The road will be build by United States engineering firm Bechtel after Kenya and US struck a deal during this week's meeting between Presidents Trump and Uhuru Kenyatta at the White House in Washington, DC.
It will be a dual-carriage motorway with initially four lanes capable of supporting sustained speeds of up to 120 kilometres per hour and is expected to reduce travel time between the two cities from the current 10 to about four hours.
Its construction will start at the Jomo Kenyatta International Airport (JKIA) along the existing Nairobi-Mombasa highway and will snake through seven Counties to end at the Changamwe roundabout in Mombasa County.
The 473-kilometre road will run parallel to the current Nairobi-Mombasa highway and will help promote trade and movement in Kenya and neighboring countries including Uganda, Rwanda, Burundi, DRC and South Sudan.
In 2015, the government contracted PriceWaterhouseCoopers (PwC) to carry out a feasibility study on the commercial viability of the expressway.

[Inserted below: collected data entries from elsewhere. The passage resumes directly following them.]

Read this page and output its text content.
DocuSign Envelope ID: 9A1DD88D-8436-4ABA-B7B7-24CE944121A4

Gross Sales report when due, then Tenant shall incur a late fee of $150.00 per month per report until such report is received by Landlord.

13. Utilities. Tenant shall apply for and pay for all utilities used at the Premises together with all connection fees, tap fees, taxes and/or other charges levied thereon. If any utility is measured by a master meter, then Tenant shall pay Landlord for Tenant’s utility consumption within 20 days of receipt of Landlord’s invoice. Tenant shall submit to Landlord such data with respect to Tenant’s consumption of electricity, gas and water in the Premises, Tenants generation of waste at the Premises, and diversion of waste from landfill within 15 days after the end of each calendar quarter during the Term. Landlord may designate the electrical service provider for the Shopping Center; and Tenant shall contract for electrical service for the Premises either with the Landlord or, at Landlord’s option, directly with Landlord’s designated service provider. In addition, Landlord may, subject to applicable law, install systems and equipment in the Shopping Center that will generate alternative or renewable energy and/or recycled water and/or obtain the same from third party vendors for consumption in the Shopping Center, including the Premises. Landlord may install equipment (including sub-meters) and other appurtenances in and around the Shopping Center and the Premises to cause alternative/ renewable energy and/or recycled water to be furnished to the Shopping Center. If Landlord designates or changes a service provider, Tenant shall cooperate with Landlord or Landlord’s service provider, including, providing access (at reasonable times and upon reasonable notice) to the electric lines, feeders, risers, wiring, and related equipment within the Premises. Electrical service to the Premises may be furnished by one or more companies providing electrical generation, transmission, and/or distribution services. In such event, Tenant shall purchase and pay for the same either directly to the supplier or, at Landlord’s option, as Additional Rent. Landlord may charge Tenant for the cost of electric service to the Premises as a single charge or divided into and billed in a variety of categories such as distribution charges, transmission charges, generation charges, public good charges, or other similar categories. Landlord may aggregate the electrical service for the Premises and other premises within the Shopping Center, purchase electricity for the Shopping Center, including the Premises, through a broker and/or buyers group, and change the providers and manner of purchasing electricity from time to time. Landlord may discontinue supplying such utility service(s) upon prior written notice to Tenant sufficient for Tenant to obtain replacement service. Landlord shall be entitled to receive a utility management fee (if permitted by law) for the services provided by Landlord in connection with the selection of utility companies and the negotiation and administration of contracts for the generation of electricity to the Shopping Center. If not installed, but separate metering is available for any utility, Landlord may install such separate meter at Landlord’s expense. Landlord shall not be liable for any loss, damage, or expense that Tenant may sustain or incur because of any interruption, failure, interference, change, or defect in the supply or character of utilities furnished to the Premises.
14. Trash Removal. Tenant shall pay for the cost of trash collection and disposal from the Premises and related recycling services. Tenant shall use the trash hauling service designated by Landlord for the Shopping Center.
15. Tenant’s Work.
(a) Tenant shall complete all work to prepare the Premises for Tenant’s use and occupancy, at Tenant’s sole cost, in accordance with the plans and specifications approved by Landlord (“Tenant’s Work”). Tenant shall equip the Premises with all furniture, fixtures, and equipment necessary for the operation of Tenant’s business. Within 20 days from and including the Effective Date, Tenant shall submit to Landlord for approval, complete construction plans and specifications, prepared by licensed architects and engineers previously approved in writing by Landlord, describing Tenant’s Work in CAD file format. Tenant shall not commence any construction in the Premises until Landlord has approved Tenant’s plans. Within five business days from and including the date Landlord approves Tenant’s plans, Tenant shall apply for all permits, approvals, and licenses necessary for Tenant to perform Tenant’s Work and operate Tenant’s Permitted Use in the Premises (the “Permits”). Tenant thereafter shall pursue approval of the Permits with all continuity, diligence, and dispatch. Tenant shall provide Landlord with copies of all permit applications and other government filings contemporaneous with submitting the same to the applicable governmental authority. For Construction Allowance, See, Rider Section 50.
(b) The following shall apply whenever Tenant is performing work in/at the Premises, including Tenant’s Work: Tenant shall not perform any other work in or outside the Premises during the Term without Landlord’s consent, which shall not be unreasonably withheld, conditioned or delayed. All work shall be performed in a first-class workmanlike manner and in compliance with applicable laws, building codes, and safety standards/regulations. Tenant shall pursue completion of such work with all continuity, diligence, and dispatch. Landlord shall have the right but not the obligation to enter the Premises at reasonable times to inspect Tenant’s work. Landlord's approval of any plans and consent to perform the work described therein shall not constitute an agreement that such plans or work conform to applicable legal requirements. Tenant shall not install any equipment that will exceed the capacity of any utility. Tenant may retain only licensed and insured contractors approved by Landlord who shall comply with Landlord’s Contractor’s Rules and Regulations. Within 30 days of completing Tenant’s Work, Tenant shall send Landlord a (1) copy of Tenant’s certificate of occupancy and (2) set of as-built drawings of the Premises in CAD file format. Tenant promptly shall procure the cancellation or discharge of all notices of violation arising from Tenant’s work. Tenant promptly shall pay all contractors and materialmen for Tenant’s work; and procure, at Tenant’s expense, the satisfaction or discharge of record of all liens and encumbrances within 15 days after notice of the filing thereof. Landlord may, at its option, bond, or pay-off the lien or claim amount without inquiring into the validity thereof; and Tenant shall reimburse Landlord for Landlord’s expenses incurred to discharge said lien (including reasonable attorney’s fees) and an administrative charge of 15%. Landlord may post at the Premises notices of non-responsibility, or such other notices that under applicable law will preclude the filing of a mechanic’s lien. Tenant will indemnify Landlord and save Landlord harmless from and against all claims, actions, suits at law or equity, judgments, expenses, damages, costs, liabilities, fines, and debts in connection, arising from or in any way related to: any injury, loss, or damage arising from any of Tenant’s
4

Its report indicated the highway was viable.
The Export–Import Bank of the United States and the US Overseas Private Investment Corporation (Opic) are expected to finance its construction.
Betchel, which will built the infrastructure, boasts of having completed over 25,000 projects in 160 countries across the globe. It opened a regional Africa office in Nairobi in 2017.
It is projected that the road would generate nearly twice the money spent to build it over a period of 25 years and will be ready for use by 2023.
“The route will vastly improve the connectivity, efficiency, and safety of the road between Nairobi and the country’s main sea port of Mombasa,” Kenya National Highways Authority (KeNHA) director general Peter Mundinia said in the past.